I think most of us want a decent non-misogynistic guy, but wanting a guy who knows about all the patriarchy stuff means you'll probably be looking for a very long time unless you go for one of those woke beardy twats who usually aren't as feminist as they claim (e.g. telling you that you need to let crossdressers into women's changing rooms etc).

Ponderingwindow · 08/10/2022 16:02

a heterosexual woman who chooses not to partner simply to avoid the patriarchy is depriving herself of the joy in life that can come from finding the person who you trust more than anyone in the world. it is hard to find, but not impossible.

I think a better approach is for heterosexual women to be much more selective with dating, sexual encounters, and partnering.

Galaktoboureko · 09/10/2022 01:20

Ponderingwindow · 08/10/2022 16:02

a heterosexual woman who chooses not to partner simply to avoid the patriarchy is depriving herself of the joy in life that can come from finding the person who you trust more than anyone in the world. it is hard to find, but not impossible.

I think a better approach is for heterosexual women to be much more selective with dating, sexual encounters, and partnering.

Exactly.

Despite the fact that the majority of violent individuals/rapists/etc are male, the majority of men aren't like this, and for many women the person they trust most in the world is their male partner.

There are far more women in the world who trust a man as their soul mate than there are who rely on the sisterhood.

J0y · 09/10/2022 08:59

Trying to find a male soul mate cuased me nothing but pain and feelings of inadequacy, rejection, confusion, anger.
Opting out has brought me far more equilibrium and joy.

I've forgotten all the individuals who treated me like a disposable item or one of many sweets in the shop.
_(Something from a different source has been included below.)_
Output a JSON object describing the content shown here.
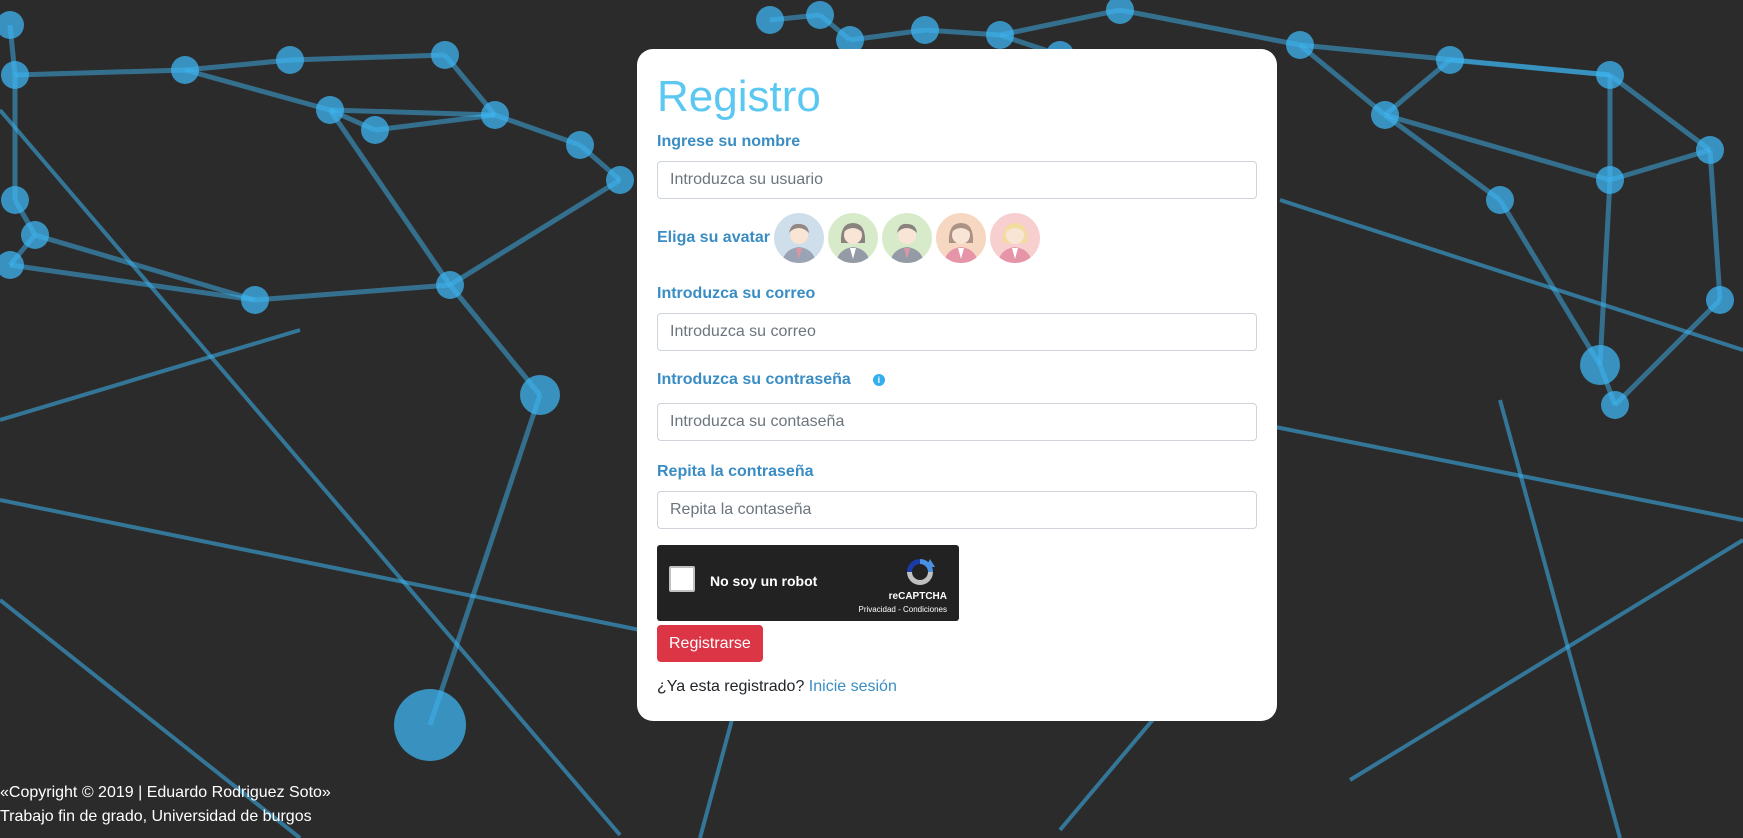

No one individual scarred me but the collection of those experiences has left me in no doubt that the JOY in life comes when you're not looking.

Don't peddle that notion that women must keep looking and must keep trying to meet somebody forever or they're at risk of missing out on something ''joyful''.

That is pervasive and causes women so much upset.

Just give up and focus on everything else. then the joy in life will come.

Omg I'd be a basket case if I'd subjected myself to another decade of bullshit from OLDsters on line.